Directed by Wei Kar-Fei. Starring Chow Yun-Fat, Cecilia Yip Ye-Tong.

REVIEWED By Joey O'Bryan, Fri., July 14, 1995

If nothing else, this latest vehicle for Hard-Boiled star Chow Yun-fat gets off to a terrific start, as the ultra-charismatic Chow, sporting a shaved head and wielding a mean sword, chases a bloodied youngster through a corpse-filled hotel, intent on sending the injured young man into the hereafter. Unfortunately, most of what follows this promising prologue, which is stylishly filmed in grainy black-and-white, isn't anywhere near as confidently executed and the result is a disappointing picture that fails to live up to the promise of its own intriguing premise. The plot, set in China during the early 1900s, is great: Chow stars as “The Killer,” a sensitive man of action who, in an attempt to repent for his mysterious past, has opened the titular “peace hotel,” a safe haven where anyone seeking protection from the outside world can come and live out their life in peace.

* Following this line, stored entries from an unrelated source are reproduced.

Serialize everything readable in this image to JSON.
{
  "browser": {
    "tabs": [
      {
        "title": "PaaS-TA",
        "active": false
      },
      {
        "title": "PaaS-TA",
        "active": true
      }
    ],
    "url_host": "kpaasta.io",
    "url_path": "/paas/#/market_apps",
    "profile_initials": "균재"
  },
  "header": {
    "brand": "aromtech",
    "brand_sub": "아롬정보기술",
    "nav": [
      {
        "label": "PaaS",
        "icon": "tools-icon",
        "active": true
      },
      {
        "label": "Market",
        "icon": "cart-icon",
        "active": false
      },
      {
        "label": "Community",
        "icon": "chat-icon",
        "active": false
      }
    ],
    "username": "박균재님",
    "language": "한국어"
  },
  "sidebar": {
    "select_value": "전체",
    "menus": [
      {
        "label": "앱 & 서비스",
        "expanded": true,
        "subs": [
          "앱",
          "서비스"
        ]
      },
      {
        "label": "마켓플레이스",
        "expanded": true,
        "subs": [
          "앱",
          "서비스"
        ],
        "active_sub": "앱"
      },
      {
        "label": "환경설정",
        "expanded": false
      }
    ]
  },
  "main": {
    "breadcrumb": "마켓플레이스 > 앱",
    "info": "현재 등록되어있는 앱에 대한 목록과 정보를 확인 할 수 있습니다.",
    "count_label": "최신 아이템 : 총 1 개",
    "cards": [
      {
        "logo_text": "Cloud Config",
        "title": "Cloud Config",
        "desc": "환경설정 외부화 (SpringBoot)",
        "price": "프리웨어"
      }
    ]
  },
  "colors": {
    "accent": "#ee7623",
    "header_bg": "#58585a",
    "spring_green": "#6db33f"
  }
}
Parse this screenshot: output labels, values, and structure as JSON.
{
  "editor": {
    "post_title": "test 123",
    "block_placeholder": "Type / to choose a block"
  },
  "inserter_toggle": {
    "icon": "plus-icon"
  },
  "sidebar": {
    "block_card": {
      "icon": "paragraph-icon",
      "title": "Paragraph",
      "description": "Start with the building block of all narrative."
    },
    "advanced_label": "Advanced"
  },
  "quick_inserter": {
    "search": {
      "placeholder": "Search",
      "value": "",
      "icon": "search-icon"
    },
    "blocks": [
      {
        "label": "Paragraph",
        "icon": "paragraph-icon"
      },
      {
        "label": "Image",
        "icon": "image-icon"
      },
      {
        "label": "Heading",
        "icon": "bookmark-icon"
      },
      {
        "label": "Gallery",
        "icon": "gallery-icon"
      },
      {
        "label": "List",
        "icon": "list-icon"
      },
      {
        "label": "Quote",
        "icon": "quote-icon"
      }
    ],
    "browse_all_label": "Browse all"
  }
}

But when a snotty, manipulative woman shows up claiming to be the killer's long-lost love, the peace hotel is plunged into chaos as general confusion reigns inside while, outside, an old enemy with a score to settle waits and prepares a deadly siege that could destroy the hotel and all it stands for. Well, it sounds great, so what happened? In a couple of words -- the script. Peace Hotel simply wastes too much time (in what is fast becoming an annoying trend in Hong Kong movies) with silly, out-of-place comic relief. To make matters worse, the action sequences, which are usually the one area in which Hong Kong pictures are infallible, are not that great -- they're energetically shot, but choreographed no better than, say, any of the Highlander films. On the positive side, Chow turns in a bravura performance that practically defines charisma, and there's an interesting re-creation of the famed “reviving” sequence from James Cameron's The Abyss. Director Wei does stage a few genuinely effective scenes and has a great eye for powerful, ironic images -- like the film's unforgettable final shot of the Peace Hotel's sign literally soaked with blood. For fans of Chow (and who in their right mind isn't?) Peace Hotel is, reportedly, the actor's final Hong Kong production before crossing over to the United States, but will prove to be a passable time-waster at best. Yet, as some frustrating moments demonstrate all too well, it could have been so much more.